Understanding Predicate Pushdown at the Row-Group Level in Parquet with PyArrow and Python
Apache Parquet is a columnar file format to work with gigabytes of data. Reading and writing parquet files is efficiently exposed to python with pyarrow. Additional statistics allow clients to use predicate pushdown to only read subsets of data to reduce I/O. Organizing data by column allows for better compression, as data is more homogeneous. Better compression also reduces the bandwidth required to read the input.
Demo Dataset
We are using the NY Taxi Dataset throughout this blog post because it is a real-world dataset, has a reasonable size, and some useful properties like different data types. It also includes some messy data (like all real-world data engineering problems).
mkdir input
cd input
for i in {01..12}; do
wget https://s3.amazonaws.com/nyc-tlc/trip+data/yellow_tripdata_2018-$i.csv
done
Looking at the first rows of the data gives us some insight into the columns and data format
$ head -n4 input/yellow_tripdata_2019-01.csv
VendorID,tpep_pickup_datetime,tpep_dropoff_datetime,passenger_count,trip_distance,RatecodeID,store_and_fwd_flag,PULocationID,DOLocationID,payment_type,fare_amount,extra,mta_tax,tip_amount,tolls_amount,improvement_surcharge,total_amount,congestion_surcharge
1,2019-01-01 00:46:40,2019-01-01 00:53:20,1,1.50,1,N,151,239,1,7,0.5,0.5,1.65,0,0.3,9.95,
1,2019-01-01 00:59:47,2019-01-01 01:18:59,1,2.60,1,N,239,246,1,14,0.5,0.5,1,0,0.3,16.3,
2,2018-12-21 13:48:30,2018-12-21 13:52:40,3,.00,1,N,236,236,1,4.5,0.5,0.5,0,0,0.3,5.8,
Each of the files is roughly 700MiB of uncompressed data:
$ du -sh input/yellow_tripdata_2018-0*
737M input/yellow_tripdata_2018-01.csv
715M input/yellow_tripdata_2018-02.csv
794M input/yellow_tripdata_2018-03.csv
784M input/yellow_tripdata_2018-04.csv
777M input/yellow_tripdata_2018-05.csv
734M input/yellow_tripdata_2018-06.csv
661M input/yellow_tripdata_2018-07.csv
661M input/yellow_tripdata_2018-08.csv
678M input/yellow_tripdata_2018-09.csv
To convert the data to Parquet, we are going to use pandas to read the CSV and store it in one large Parquet file:
import glob
import pandas as pd
files = glob.glob("input/yellow_tripdata_2018-*.csv")
def read_csv(filename):
return pd.read_csv(
filename,
dtype={"store_and_fwd_flag": "bool"},
parse_dates=["tpep_pickup_datetime", "tpep_dropoff_datetime"],
index_col=False,
infer_datetime_format=True,
true_values=["Y"],
false_values=["N"],
)
dfs = list(map(read_csv, files))
df = pd.concat(dfs)
df.to_parquet("yellow_tripdata_2018.parquet")
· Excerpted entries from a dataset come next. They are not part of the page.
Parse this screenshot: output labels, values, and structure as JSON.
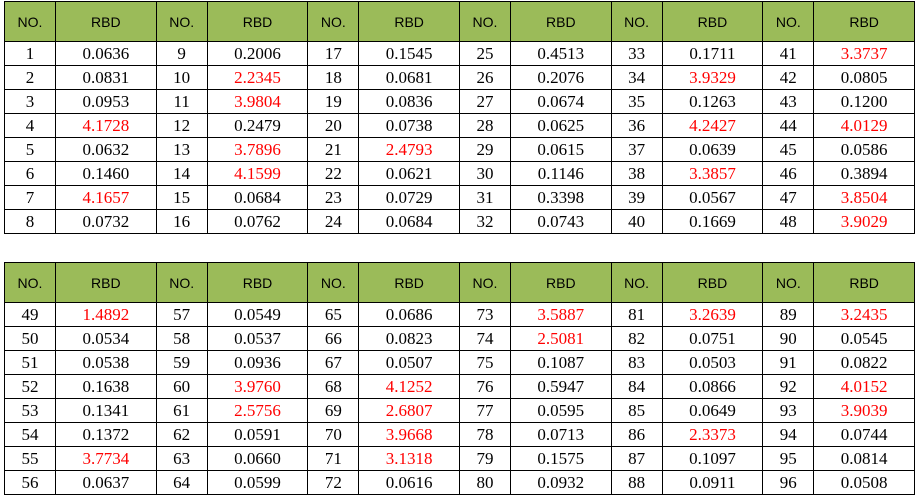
{
  "tables": [
    {
      "headers": [
        "NO.",
        "RBD",
        "NO.",
        "RBD",
        "NO.",
        "RBD",
        "NO.",
        "RBD",
        "NO.",
        "RBD",
        "NO.",
        "RBD"
      ],
      "rows": [
        [
          {
            "no": "1",
            "rbd": "0.0636",
            "hi": false
          },
          {
            "no": "9",
            "rbd": "0.2006",
            "hi": false
          },
          {
            "no": "17",
            "rbd": "0.1545",
            "hi": false
          },
          {
            "no": "25",
            "rbd": "0.4513",
            "hi": false
          },
          {
            "no": "33",
            "rbd": "0.1711",
            "hi": false
          },
          {
            "no": "41",
            "rbd": "3.3737",
            "hi": true
          }
        ],
        [
          {
            "no": "2",
            "rbd": "0.0831",
            "hi": false
          },
          {
            "no": "10",
            "rbd": "2.2345",
            "hi": true
          },
          {
            "no": "18",
            "rbd": "0.0681",
            "hi": false
          },
          {
            "no": "26",
            "rbd": "0.2076",
            "hi": false
          },
          {
            "no": "34",
            "rbd": "3.9329",
            "hi": true
          },
          {
            "no": "42",
            "rbd": "0.0805",
            "hi": false
          }
        ],
        [
          {
            "no": "3",
            "rbd": "0.0953",
            "hi": false
          },
          {
            "no": "11",
            "rbd": "3.9804",
            "hi": true
          },
          {
            "no": "19",
            "rbd": "0.0836",
            "hi": false
          },
          {
            "no": "27",
            "rbd": "0.0674",
            "hi": false
          },
          {
            "no": "35",
            "rbd": "0.1263",
            "hi": false
          },
          {
            "no": "43",
            "rbd": "0.1200",
            "hi": false
          }
        ],
        [
          {
            "no": "4",
            "rbd": "4.1728",
            "hi": true
          },
          {
            "no": "12",
            "rbd": "0.2479",
            "hi": false
          },
          {
            "no": "20",
            "rbd": "0.0738",
            "hi": false
          },
          {
            "no": "28",
            "rbd": "0.0625",
            "hi": false
          },
          {
            "no": "36",
            "rbd": "4.2427",
            "hi": true
          },
          {
            "no": "44",
            "rbd": "4.0129",
            "hi": true
          }
        ],
        [
          {
            "no": "5",
            "rbd": "0.0632",
            "hi": false
          },
          {
            "no": "13",
            "rbd": "3.7896",
            "hi": true
          },
          {
            "no": "21",
            "rbd": "2.4793",
            "hi": true
          },
          {
            "no": "29",
            "rbd": "0.0615",
            "hi": false
          },
          {
            "no": "37",
            "rbd": "0.0639",
            "hi": false
          },
          {
            "no": "45",
            "rbd": "0.0586",
            "hi": false
          }
        ],
        [
          {
            "no": "6",
            "rbd": "0.1460",
            "hi": false
          },
          {
            "no": "14",
            "rbd": "4.1599",
            "hi": true
          },
          {
            "no": "22",
            "rbd": "0.0621",
            "hi": false
          },
          {
            "no": "30",
            "rbd": "0.1146",
            "hi": false
          },
          {
            "no": "38",
            "rbd": "3.3857",
            "hi": true
          },
          {
            "no": "46",
            "rbd": "0.3894",
            "hi": false
          }
        ],
        [
          {
            "no": "7",
            "rbd": "4.1657",
            "hi": true
          },
          {
            "no": "15",
            "rbd": "0.0684",
            "hi": false
          },
          {
            "no": "23",
            "rbd": "0.0729",
            "hi": false
          },
          {
            "no": "31",
            "rbd": "0.3398",
            "hi": false
          },
          {
            "no": "39",
            "rbd": "0.0567",
            "hi": false
          },
          {
            "no": "47",
            "rbd": "3.8504",
            "hi": true
          }
        ],
        [
          {
            "no": "8",
            "rbd": "0.0732",
            "hi": false
          },
          {
            "no": "16",
            "rbd": "0.0762",
            "hi": false
          },
          {
            "no": "24",
            "rbd": "0.0684",
            "hi": false
          },
          {
            "no": "32",
            "rbd": "0.0743",
            "hi": false
          },
          {
            "no": "40",
            "rbd": "0.1669",
            "hi": false
          },
          {
            "no": "48",
            "rbd": "3.9029",
            "hi": true
          }
        ]
      ]
    },
    {
      "headers": [
        "NO.",
        "RBD",
        "NO.",
        "RBD",
        "NO.",
        "RBD",
        "NO.",
        "RBD",
        "NO.",
        "RBD",
        "NO.",
        "RBD"
      ],
      "rows": [
        [
          {
            "no": "49",
            "rbd": "1.4892",
            "hi": true
          },
          {
            "no": "57",
            "rbd": "0.0549",
            "hi": false
          },
          {
            "no": "65",
            "rbd": "0.0686",
            "hi": false
          },
          {
            "no": "73",
            "rbd": "3.5887",
            "hi": true
          },
          {
            "no": "81",
            "rbd": "3.2639",
            "hi": true
          },
          {
            "no": "89",
            "rbd": "3.2435",
            "hi": true
          }
        ],
        [
          {
            "no": "50",
            "rbd": "0.0534",
            "hi": false
          },
          {
            "no": "58",
            "rbd": "0.0537",
            "hi": false
          },
          {
            "no": "66",
            "rbd": "0.0823",
            "hi": false
          },
          {
            "no": "74",
            "rbd": "2.5081",
            "hi": true
          },
          {
            "no": "82",
            "rbd": "0.0751",
            "hi": false
          },
          {
            "no": "90",
            "rbd": "0.0545",
            "hi": false
          }
        ],
        [
          {
            "no": "51",
            "rbd": "0.0538",
            "hi": false
          },
          {
            "no": "59",
            "rbd": "0.0936",
            "hi": false
          },
          {
            "no": "67",
            "rbd": "0.0507",
            "hi": false
          },
          {
            "no": "75",
            "rbd": "0.1087",
            "hi": false
          },
          {
            "no": "83",
            "rbd": "0.0503",
            "hi": false
          },
          {
            "no": "91",
            "rbd": "0.0822",
            "hi": false
          }
        ],
        [
          {
            "no": "52",
            "rbd": "0.1638",
            "hi": false
          },
          {
            "no": "60",
            "rbd": "3.9760",
            "hi": true
          },
          {
            "no": "68",
            "rbd": "4.1252",
            "hi": true
          },
          {
            "no": "76",
            "rbd": "0.5947",
            "hi": false
          },
          {
            "no": "84",
            "rbd": "0.0866",
            "hi": false
          },
          {
            "no": "92",
            "rbd": "4.0152",
            "hi": true
          }
        ],
        [
          {
            "no": "53",
            "rbd": "0.1341",
            "hi": false
          },
          {
            "no": "61",
            "rbd": "2.5756",
            "hi": true
          },
          {
            "no": "69",
            "rbd": "2.6807",
            "hi": true
          },
          {
            "no": "77",
            "rbd": "0.0595",
            "hi": false
          },
          {
            "no": "85",
            "rbd": "0.0649",
            "hi": false
          },
          {
            "no": "93",
            "rbd": "3.9039",
            "hi": true
          }
        ],
        [
          {
            "no": "54",
            "rbd": "0.1372",
            "hi": false
          },
          {
            "no": "62",
            "rbd": "0.0591",
            "hi": false
          },
          {
            "no": "70",
            "rbd": "3.9668",
            "hi": true
          },
          {
            "no": "78",
            "rbd": "0.0713",
            "hi": false
          },
          {
            "no": "86",
            "rbd": "2.3373",
            "hi": true
          },
          {
            "no": "94",
            "rbd": "0.0744",
            "hi": false
          }
        ],
        [
          {
            "no": "55",
            "rbd": "3.7734",
            "hi": true
          },
          {
            "no": "63",
            "rbd": "0.0660",
            "hi": false
          },
          {
            "no": "71",
            "rbd": "3.1318",
            "hi": true
          },
          {
            "no": "79",
            "rbd": "0.1575",
            "hi": false
          },
          {
            "no": "87",
            "rbd": "0.1097",
            "hi": false
          },
          {
            "no": "95",
            "rbd": "0.0814",
            "hi": false
          }
        ],
        [
          {
            "no": "56",
            "rbd": "0.0637",
            "hi": false
          },
          {
            "no": "64",
            "rbd": "0.0599",
            "hi": false
          },
          {
            "no": "72",
            "rbd": "0.0616",
            "hi": false
          },
          {
            "no": "80",
            "rbd": "0.0932",
            "hi": false
          },
          {
            "no": "88",
            "rbd": "0.0911",
            "hi": false
          },
          {
            "no": "96",
            "rbd": "0.0508",
            "hi": false
          }
        ]
      ]
    }
  ]
}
The resulting Parquet file has a size of 2.2GiB, while the sum of the
original CSV files was 11GiB. Pandas supports two Parquet implementations,
fastparquet and
pyarrow. They both have
strengths and weaknesses. A comparison should be the topic of another blog post,
and we are going to use PyArrow to analyze the data.
PyArrow can open a Parquet file without directly reading all the data. It exposes metadata and only reads the necessary byte ranges of the file to obtain this information. This is extremely helpful when you are working with Parquet files that are not available locally and are stored in a remote location (like Amazon S3 or Azure Blob Storage), because you are only reading a few kB instead of gigabytes of data to understand your dataset.
import pyarrow.parquet as pq
filename = "yellow_tripdata_2018.parquet"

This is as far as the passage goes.